A start at Leyton Orient then led to a job Coaching Young Offenders at West Ham.

It was at the Hammers that Williams learned the importance of hard work and commitment, two traits that would go on to define the Magpies side that dramatically restored themselves as the world’s oldest football league club in May.

“At West Ham they put me with young offenders because they needed someone who would turn up to an estate, show up on time and show up the next week even though it was carnage and fights everywhere,” Williams said.

“So I ended up picking up a lot of work because I was prepared to work and I needed to make some money. I was brought up like that – if you have a job, you turn up and try.

“That was the thing, just give everything.

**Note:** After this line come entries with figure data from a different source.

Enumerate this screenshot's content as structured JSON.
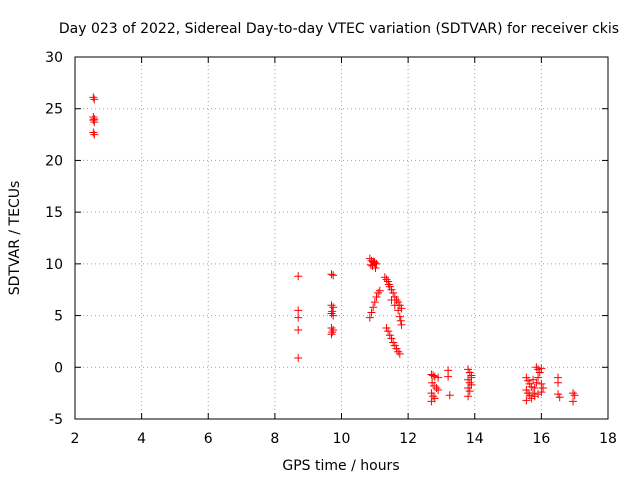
{
  "colors": {
    "points": "#ff0000",
    "grid": "#a0a0a0",
    "axis": "#000000"
  },
  "chart_data": {
    "type": "scatter",
    "title": "Day 023 of 2022, Sidereal Day-to-day VTEC variation (SDTVAR) for receiver ckis",
    "xlabel": "GPS time / hours",
    "ylabel": "SDTVAR / TECUs",
    "xlim": [
      2,
      18
    ],
    "ylim": [
      -5,
      30
    ],
    "xticks": [
      2,
      4,
      6,
      8,
      10,
      12,
      14,
      16,
      18
    ],
    "yticks": [
      -5,
      0,
      5,
      10,
      15,
      20,
      25,
      30
    ],
    "xtick_labels": [
      "2",
      "4",
      "6",
      "8",
      "10",
      "12",
      "14",
      "16",
      "18"
    ],
    "ytick_labels": [
      "-5",
      "0",
      "5",
      "10",
      "15",
      "20",
      "25",
      "30"
    ],
    "grid": true,
    "marker": "+",
    "series": [
      {
        "name": "SDTVAR",
        "points": [
          [
            2.55,
            26.1
          ],
          [
            2.58,
            25.9
          ],
          [
            2.55,
            24.2
          ],
          [
            2.58,
            24.0
          ],
          [
            2.55,
            23.9
          ],
          [
            2.58,
            23.7
          ],
          [
            2.55,
            22.7
          ],
          [
            2.58,
            22.5
          ],
          [
            8.7,
            8.8
          ],
          [
            8.7,
            5.5
          ],
          [
            8.7,
            4.8
          ],
          [
            8.7,
            3.6
          ],
          [
            8.7,
            0.9
          ],
          [
            9.7,
            9.0
          ],
          [
            9.75,
            8.9
          ],
          [
            9.7,
            6.0
          ],
          [
            9.75,
            5.8
          ],
          [
            9.72,
            5.4
          ],
          [
            9.7,
            5.2
          ],
          [
            9.75,
            5.0
          ],
          [
            9.7,
            3.8
          ],
          [
            9.75,
            3.6
          ],
          [
            9.72,
            3.4
          ],
          [
            9.7,
            3.2
          ],
          [
            10.85,
            10.5
          ],
          [
            10.9,
            10.3
          ],
          [
            10.95,
            10.2
          ],
          [
            11.0,
            10.1
          ],
          [
            11.05,
            10.0
          ],
          [
            10.88,
            9.9
          ],
          [
            10.93,
            9.8
          ],
          [
            10.98,
            10.2
          ],
          [
            11.02,
            9.6
          ],
          [
            10.85,
            4.8
          ],
          [
            10.9,
            5.3
          ],
          [
            10.95,
            5.8
          ],
          [
            11.0,
            6.3
          ],
          [
            11.05,
            6.8
          ],
          [
            11.1,
            7.2
          ],
          [
            11.15,
            7.4
          ],
          [
            11.3,
            8.7
          ],
          [
            11.35,
            8.5
          ],
          [
            11.4,
            8.3
          ],
          [
            11.42,
            8.0
          ],
          [
            11.45,
            7.8
          ],
          [
            11.5,
            7.5
          ],
          [
            11.55,
            7.2
          ],
          [
            11.6,
            6.8
          ],
          [
            11.65,
            6.5
          ],
          [
            11.7,
            6.3
          ],
          [
            11.75,
            6.0
          ],
          [
            11.8,
            5.7
          ],
          [
            11.5,
            6.5
          ],
          [
            11.6,
            6.0
          ],
          [
            11.7,
            5.5
          ],
          [
            11.75,
            4.9
          ],
          [
            11.78,
            4.5
          ],
          [
            11.8,
            4.1
          ],
          [
            11.35,
            3.8
          ],
          [
            11.4,
            3.5
          ],
          [
            11.45,
            3.1
          ],
          [
            11.5,
            2.8
          ],
          [
            11.55,
            2.4
          ],
          [
            11.6,
            2.1
          ],
          [
            11.65,
            1.8
          ],
          [
            11.7,
            1.5
          ],
          [
            11.75,
            1.3
          ],
          [
            12.7,
            -0.7
          ],
          [
            12.75,
            -0.8
          ],
          [
            12.8,
            -0.9
          ],
          [
            12.9,
            -1.0
          ],
          [
            12.72,
            -1.5
          ],
          [
            12.78,
            -1.8
          ],
          [
            12.85,
            -2.0
          ],
          [
            12.9,
            -2.2
          ],
          [
            12.7,
            -2.5
          ],
          [
            12.75,
            -2.8
          ],
          [
            12.8,
            -3.0
          ],
          [
            12.7,
            -3.3
          ],
          [
            13.2,
            -0.3
          ],
          [
            13.2,
            -0.9
          ],
          [
            13.25,
            -2.7
          ],
          [
            13.8,
            -0.2
          ],
          [
            13.85,
            -0.5
          ],
          [
            13.9,
            -0.8
          ],
          [
            13.8,
            -1.2
          ],
          [
            13.85,
            -1.5
          ],
          [
            13.9,
            -1.7
          ],
          [
            13.8,
            -2.0
          ],
          [
            13.85,
            -2.3
          ],
          [
            13.8,
            -2.8
          ],
          [
            13.9,
            -1.0
          ],
          [
            15.55,
            -1.0
          ],
          [
            15.6,
            -1.3
          ],
          [
            15.65,
            -1.6
          ],
          [
            15.7,
            -1.9
          ],
          [
            15.55,
            -2.2
          ],
          [
            15.6,
            -2.5
          ],
          [
            15.65,
            -2.7
          ],
          [
            15.7,
            -3.0
          ],
          [
            15.55,
            -3.2
          ],
          [
            15.75,
            -2.5
          ],
          [
            15.8,
            -2.0
          ],
          [
            15.85,
            -1.5
          ],
          [
            15.9,
            -1.0
          ],
          [
            15.95,
            -0.5
          ],
          [
            16.0,
            -0.1
          ],
          [
            15.85,
            0.0
          ],
          [
            15.9,
            -0.2
          ],
          [
            15.8,
            -2.8
          ],
          [
            15.9,
            -2.6
          ],
          [
            16.0,
            -2.4
          ],
          [
            16.05,
            -2.0
          ],
          [
            15.75,
            -1.2
          ],
          [
            16.0,
            -1.6
          ],
          [
            16.5,
            -1.0
          ],
          [
            16.5,
            -1.5
          ],
          [
            16.5,
            -2.6
          ],
          [
            16.55,
            -2.9
          ],
          [
            16.95,
            -2.5
          ],
          [
            17.0,
            -2.7
          ],
          [
            16.95,
            -3.3
          ]
        ]
      }
    ]
  }
}
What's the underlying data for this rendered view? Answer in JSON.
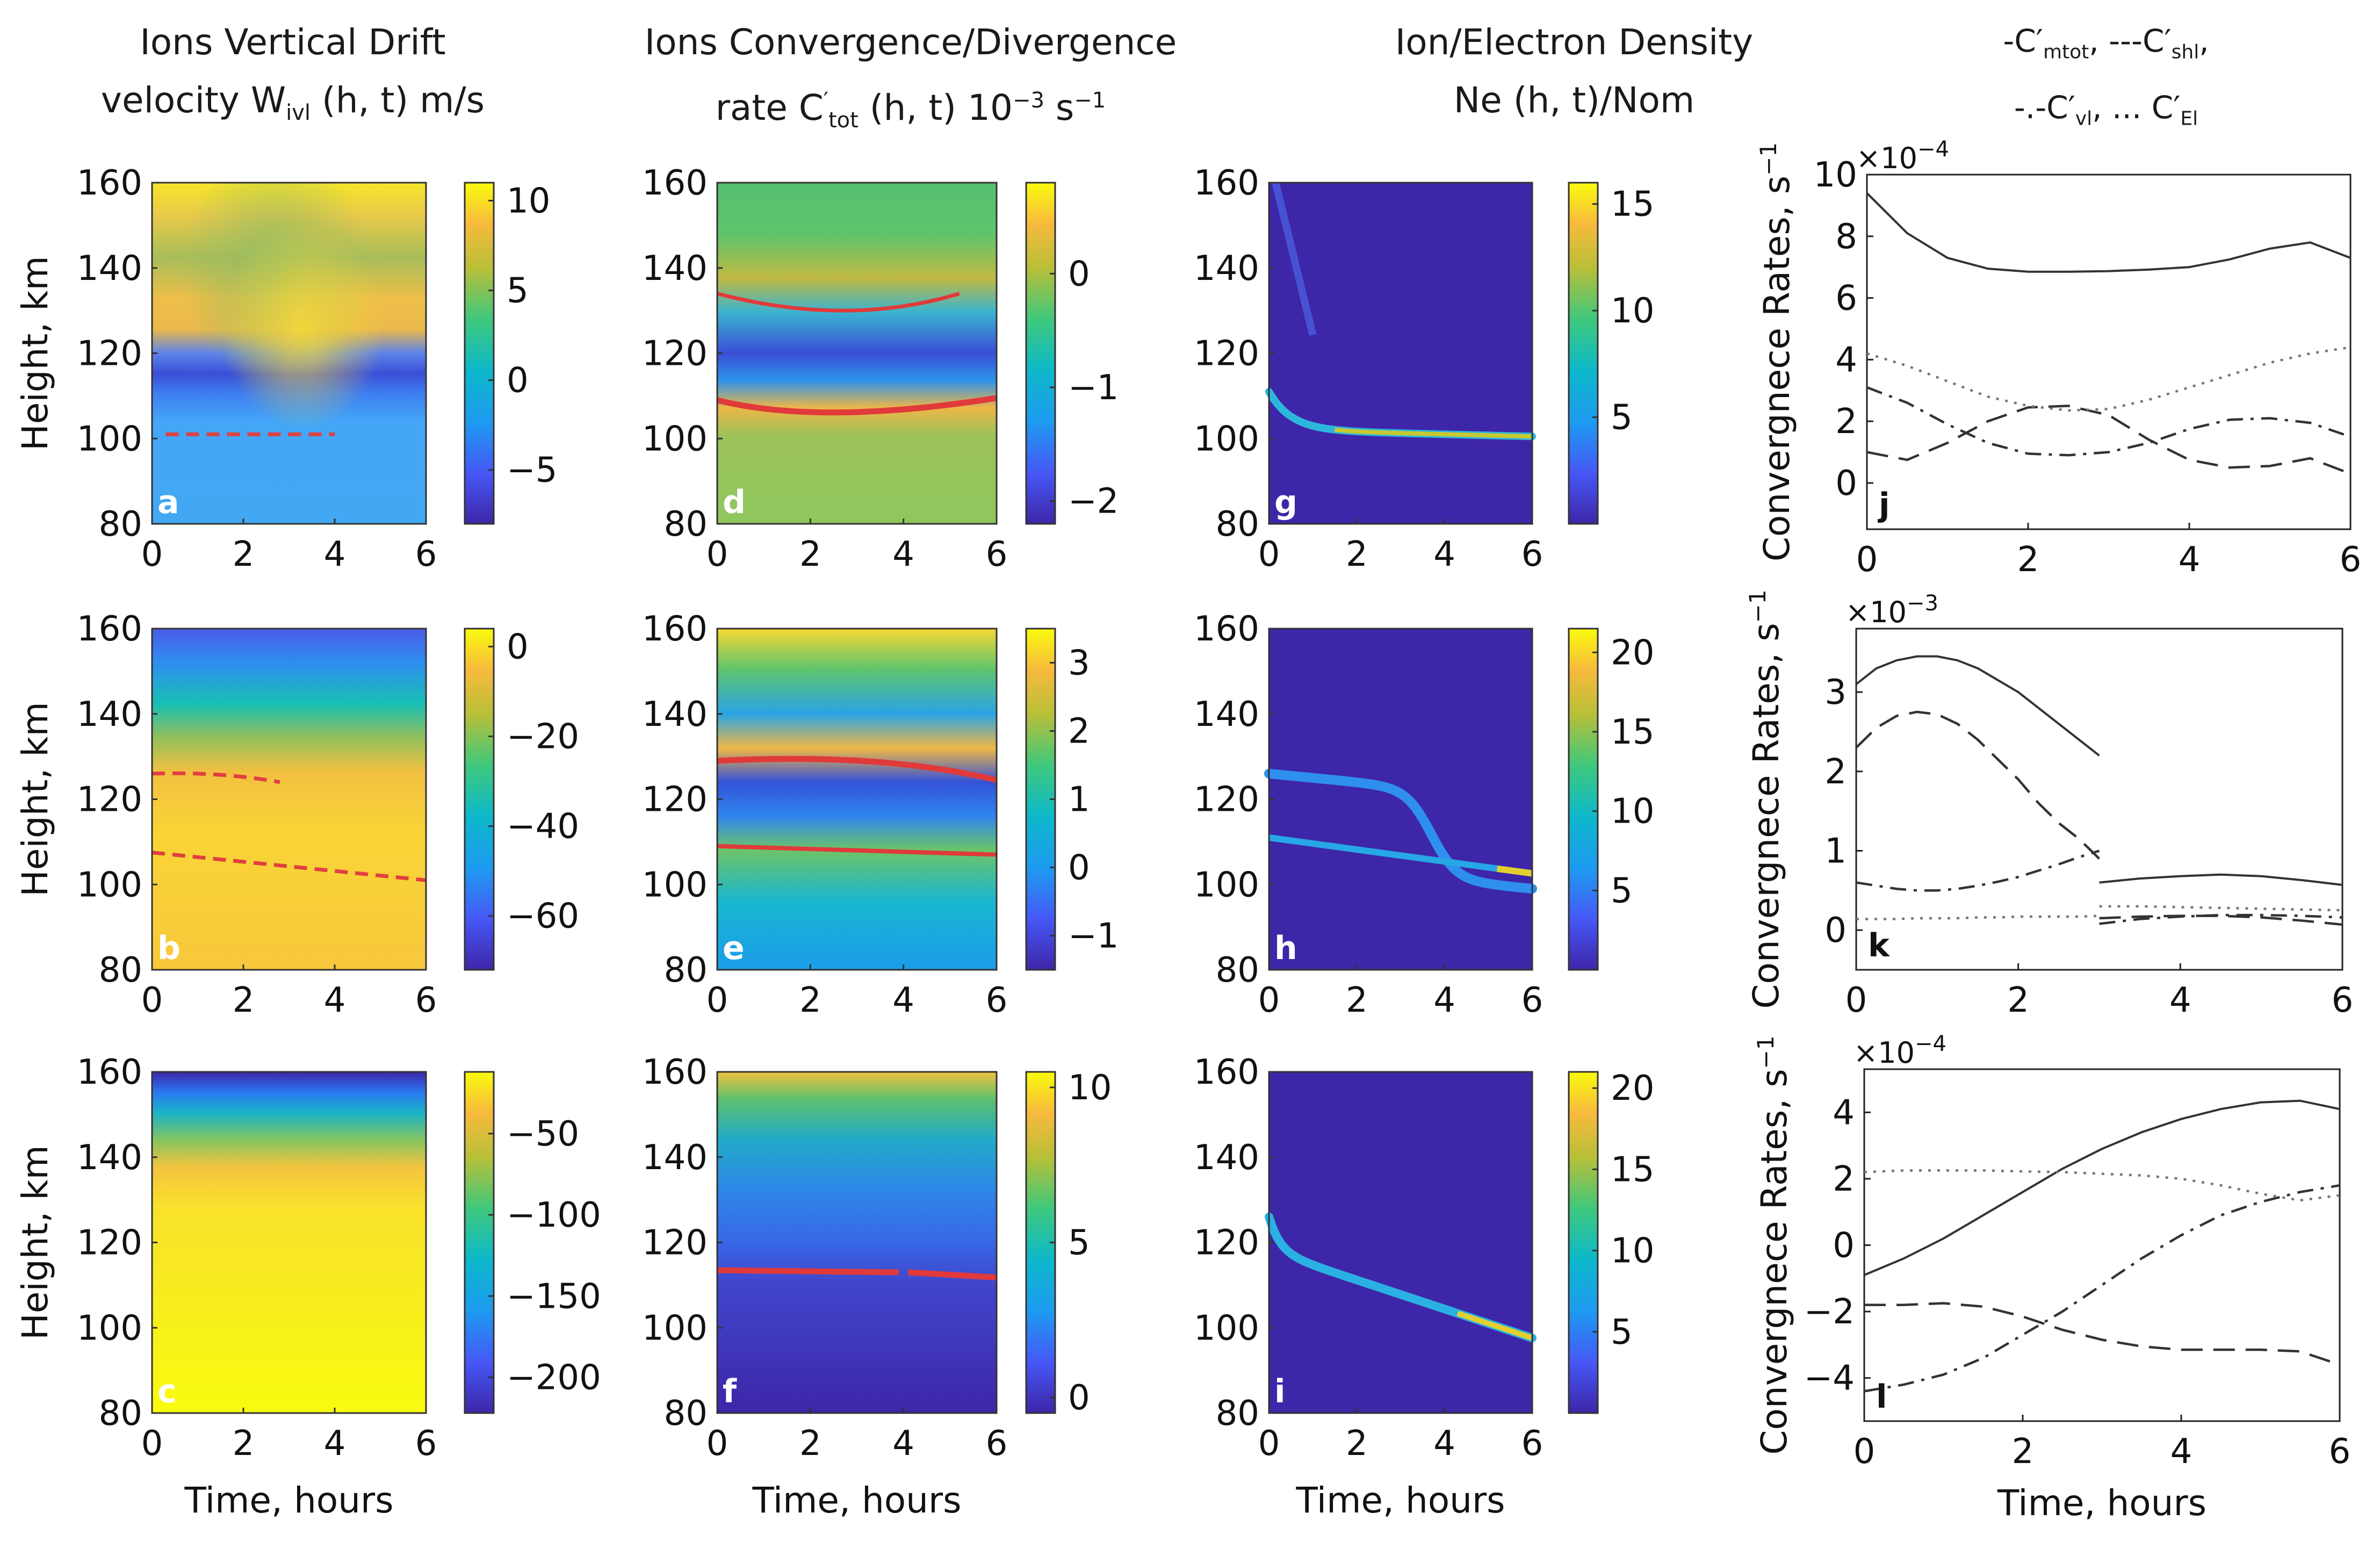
{
  "chart_data": {
    "type": "heatmap",
    "column_titles": {
      "drift": {
        "line1": "Ions Vertical Drift",
        "line2_pre": "velocity W",
        "line2_sub": "ivl",
        "line2_post": " (h, t) m/s"
      },
      "conv": {
        "line1": "Ions Convergence/Divergence",
        "line2_pre": "rate C",
        "line2_prime": "′",
        "line2_sub": "tot",
        "line2_mid": " (h, t) 10",
        "line2_sup": "−3",
        "line2_post": " s",
        "line2_sup2": "−1"
      },
      "dens": {
        "line1": "Ion/Electron Density",
        "line2": "Ne (h, t)/Nom"
      },
      "lines": {
        "line1a": "-C′",
        "line1a_sub": "mtot",
        "line1b": ", ---C′",
        "line1b_sub": "shl",
        "line1c": ",",
        "line2a": "-.-C′",
        "line2a_sub": "vl",
        "line2b": ", ... C′",
        "line2b_sub": "El"
      }
    },
    "heatmap_axes": {
      "xlabel": "Time, hours",
      "ylabel": "Height, km",
      "x_range": [
        0,
        6
      ],
      "y_range": [
        80,
        160
      ],
      "x_ticks": [
        "0",
        "2",
        "4",
        "6"
      ],
      "y_ticks": [
        "80",
        "100",
        "120",
        "140",
        "160"
      ]
    },
    "heatmaps": [
      {
        "id": "a",
        "letter": "a",
        "quantity": "drift",
        "colorbar_ticks": [
          {
            "label": "10",
            "value": 10
          },
          {
            "label": "5",
            "value": 5
          },
          {
            "label": "0",
            "value": 0
          },
          {
            "label": "−5",
            "value": -5
          }
        ],
        "clim": [
          -8,
          11
        ]
      },
      {
        "id": "b",
        "letter": "b",
        "quantity": "drift",
        "colorbar_ticks": [
          {
            "label": "0",
            "value": 0
          },
          {
            "label": "−20",
            "value": -20
          },
          {
            "label": "−40",
            "value": -40
          },
          {
            "label": "−60",
            "value": -60
          }
        ],
        "clim": [
          -72,
          4
        ]
      },
      {
        "id": "c",
        "letter": "c",
        "quantity": "drift",
        "colorbar_ticks": [
          {
            "label": "−50",
            "value": -50
          },
          {
            "label": "−100",
            "value": -100
          },
          {
            "label": "−150",
            "value": -150
          },
          {
            "label": "−200",
            "value": -200
          }
        ],
        "clim": [
          -222,
          -12
        ]
      },
      {
        "id": "d",
        "letter": "d",
        "quantity": "conv",
        "colorbar_ticks": [
          {
            "label": "0",
            "value": 0
          },
          {
            "label": "−1",
            "value": -1
          },
          {
            "label": "−2",
            "value": -2
          }
        ],
        "clim": [
          -2.2,
          0.8
        ]
      },
      {
        "id": "e",
        "letter": "e",
        "quantity": "conv",
        "colorbar_ticks": [
          {
            "label": "3",
            "value": 3
          },
          {
            "label": "2",
            "value": 2
          },
          {
            "label": "1",
            "value": 1
          },
          {
            "label": "0",
            "value": 0
          },
          {
            "label": "−1",
            "value": -1
          }
        ],
        "clim": [
          -1.5,
          3.5
        ]
      },
      {
        "id": "f",
        "letter": "f",
        "quantity": "conv",
        "colorbar_ticks": [
          {
            "label": "10",
            "value": 10
          },
          {
            "label": "5",
            "value": 5
          },
          {
            "label": "0",
            "value": 0
          }
        ],
        "clim": [
          -0.5,
          10.5
        ]
      },
      {
        "id": "g",
        "letter": "g",
        "quantity": "dens",
        "colorbar_ticks": [
          {
            "label": "15",
            "value": 15
          },
          {
            "label": "10",
            "value": 10
          },
          {
            "label": "5",
            "value": 5
          }
        ],
        "clim": [
          0,
          16
        ]
      },
      {
        "id": "h",
        "letter": "h",
        "quantity": "dens",
        "colorbar_ticks": [
          {
            "label": "20",
            "value": 20
          },
          {
            "label": "15",
            "value": 15
          },
          {
            "label": "10",
            "value": 10
          },
          {
            "label": "5",
            "value": 5
          }
        ],
        "clim": [
          0,
          21.5
        ]
      },
      {
        "id": "i",
        "letter": "i",
        "quantity": "dens",
        "colorbar_ticks": [
          {
            "label": "20",
            "value": 20
          },
          {
            "label": "15",
            "value": 15
          },
          {
            "label": "10",
            "value": 10
          },
          {
            "label": "5",
            "value": 5
          }
        ],
        "clim": [
          0,
          21
        ]
      }
    ],
    "line_plots": [
      {
        "id": "j",
        "letter": "j",
        "type": "line",
        "ylabel": "Convergnece Rates, s",
        "ylabel_sup": "−1",
        "exponent_base": "×10",
        "exponent_power": "−4",
        "xlabel": "",
        "xlim": [
          0,
          6
        ],
        "ylim": [
          -1.5,
          10
        ],
        "x_ticks": [
          0,
          2,
          4,
          6
        ],
        "y_ticks": [
          0,
          2,
          4,
          6,
          8,
          10
        ],
        "x": [
          0,
          0.5,
          1,
          1.5,
          2,
          2.5,
          3,
          3.5,
          4,
          4.5,
          5,
          5.5,
          6
        ],
        "series": [
          {
            "name": "C′mtot",
            "style": "solid",
            "values": [
              9.4,
              8.1,
              7.3,
              6.95,
              6.85,
              6.85,
              6.87,
              6.92,
              7.0,
              7.25,
              7.6,
              7.8,
              7.3
            ]
          },
          {
            "name": "C′shl",
            "style": "dashed",
            "values": [
              1.0,
              0.75,
              1.3,
              2.0,
              2.45,
              2.5,
              2.2,
              1.4,
              0.75,
              0.5,
              0.55,
              0.8,
              0.3
            ]
          },
          {
            "name": "C′vl",
            "style": "dashdot",
            "values": [
              3.1,
              2.6,
              1.9,
              1.3,
              0.95,
              0.9,
              1.0,
              1.3,
              1.75,
              2.05,
              2.1,
              1.95,
              1.5
            ]
          },
          {
            "name": "C′El",
            "style": "dotted",
            "values": [
              4.2,
              3.8,
              3.3,
              2.8,
              2.5,
              2.35,
              2.4,
              2.7,
              3.1,
              3.5,
              3.9,
              4.2,
              4.4
            ]
          }
        ]
      },
      {
        "id": "k",
        "letter": "k",
        "type": "line",
        "ylabel": "Convergnece Rates, s",
        "ylabel_sup": "−1",
        "exponent_base": "×10",
        "exponent_power": "−3",
        "xlabel": "",
        "xlim": [
          0,
          6
        ],
        "ylim": [
          -0.5,
          3.8
        ],
        "x_ticks": [
          0,
          2,
          4,
          6
        ],
        "y_ticks": [
          0,
          1,
          2,
          3
        ],
        "x_left": [
          0,
          0.25,
          0.5,
          0.75,
          1,
          1.25,
          1.5,
          1.75,
          2,
          2.25,
          2.5,
          2.75,
          3
        ],
        "x_right": [
          3,
          3.5,
          4,
          4.5,
          5,
          5.5,
          6
        ],
        "series": [
          {
            "name": "C′mtot",
            "style": "solid",
            "left": [
              3.1,
              3.3,
              3.4,
              3.45,
              3.45,
              3.4,
              3.3,
              3.15,
              3.0,
              2.8,
              2.6,
              2.4,
              2.2
            ],
            "right": [
              0.6,
              0.65,
              0.68,
              0.7,
              0.68,
              0.63,
              0.57
            ]
          },
          {
            "name": "C′shl",
            "style": "dashed",
            "left": [
              2.3,
              2.55,
              2.7,
              2.75,
              2.72,
              2.6,
              2.4,
              2.15,
              1.9,
              1.6,
              1.35,
              1.15,
              0.9
            ],
            "right": [
              0.15,
              0.17,
              0.18,
              0.18,
              0.16,
              0.12,
              0.07
            ]
          },
          {
            "name": "C′vl",
            "style": "dashdot",
            "left": [
              0.6,
              0.56,
              0.52,
              0.5,
              0.5,
              0.52,
              0.56,
              0.61,
              0.67,
              0.75,
              0.83,
              0.92,
              1.0
            ],
            "right": [
              0.08,
              0.14,
              0.17,
              0.19,
              0.19,
              0.18,
              0.16
            ]
          },
          {
            "name": "C′El",
            "style": "dotted",
            "left": [
              0.14,
              0.14,
              0.14,
              0.15,
              0.15,
              0.15,
              0.16,
              0.16,
              0.17,
              0.17,
              0.17,
              0.17,
              0.18
            ],
            "right": [
              0.3,
              0.3,
              0.29,
              0.28,
              0.27,
              0.26,
              0.25
            ]
          }
        ]
      },
      {
        "id": "l",
        "letter": "l",
        "type": "line",
        "ylabel": "Convergnece Rates, s",
        "ylabel_sup": "−1",
        "exponent_base": "×10",
        "exponent_power": "−4",
        "xlabel": "Time, hours",
        "xlim": [
          0,
          6
        ],
        "ylim": [
          -5.3,
          5.3
        ],
        "x_ticks": [
          0,
          2,
          4,
          6
        ],
        "y_ticks": [
          -4,
          -2,
          0,
          2,
          4
        ],
        "x": [
          0,
          0.5,
          1,
          1.5,
          2,
          2.5,
          3,
          3.5,
          4,
          4.5,
          5,
          5.5,
          6
        ],
        "series": [
          {
            "name": "C′mtot",
            "style": "solid",
            "values": [
              -0.9,
              -0.4,
              0.2,
              0.9,
              1.6,
              2.3,
              2.9,
              3.4,
              3.8,
              4.1,
              4.3,
              4.35,
              4.1
            ]
          },
          {
            "name": "C′shl",
            "style": "dashed",
            "values": [
              -1.8,
              -1.8,
              -1.75,
              -1.85,
              -2.15,
              -2.55,
              -2.85,
              -3.05,
              -3.15,
              -3.15,
              -3.15,
              -3.2,
              -3.6
            ]
          },
          {
            "name": "C′vl",
            "style": "dashdot",
            "values": [
              -4.4,
              -4.2,
              -3.9,
              -3.4,
              -2.7,
              -2.0,
              -1.2,
              -0.4,
              0.3,
              0.9,
              1.3,
              1.6,
              1.8
            ]
          },
          {
            "name": "C′El",
            "style": "dotted",
            "values": [
              2.2,
              2.25,
              2.25,
              2.25,
              2.22,
              2.2,
              2.15,
              2.1,
              2.0,
              1.8,
              1.55,
              1.35,
              1.5
            ]
          }
        ]
      }
    ]
  }
}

If you are stacking the lorry up, do it properly, if you are driving the minibus, drive it properly.

“I started coaching and fortunately I clocked up more hours coaching and then before you know it I was a coach.”

It was then a “call out of the blue” from Brighton and interview with then Seagulls boss Gus Poyet that led to a job with their under-21 side.

He moved into first-team coaching as an assistant at Swindon in 2013, and it was the Wiltshire club that gave him his first break as a boss on a caretaker basis two years later.

Six wins in 10 league games landed him with a “surprise” five-year deal, but he lasted only one full season in charge before being sacked following their relegation to League Two in 2017.

A move back into under-21 coaching came at Bristol City, then assistant jobs at MK Dons and Swansea City followed before Williams became a somewhat obscure appointment by Notts County in the summer of 2022.

The beggar becomes a chooser

Under Williams, Notts broke numerous club and competition records on the way to finishing second in the National League to Wrexham, before eventually securing their place in League Two with a penalty shootout win against Chesterfield in a thrilling Wembley promotion final.

After a rough start to life back in League Two, having suffered a 5-1 opening-day defeat by Sutton, the Magpies soared to the top of the division.

Williams wants to make Notts fans happy in derby

It’s a place they continue to hold as they welcome undefeated Mansfield Town in the first Nottinghamshire derby for four years on Saturday.

For Notts, it’s the latest “big moment” in what has become a long list for an attention-grabbing side who are led by a man who has done well to avoid any attention being focused on him.

That has become increasingly difficult, however, for someone now regarded as one of English football’s highest-rated emerging coaches – with Portsmouth and Reading among the clubs to be linked with Williams in the past 10 months.

When asked what it is like being “that guy” after a career of toil and little previous recognition, Williams said: “You have beggars and choosers.

“And my whole life up until I arrived at Notts, I was a beggar.

“Then I became a chooser. And the people here, they made me a chooser.

“I will give everything I’ve got while I’m here and hopefully it will keep me being a chooser for a long time to come.”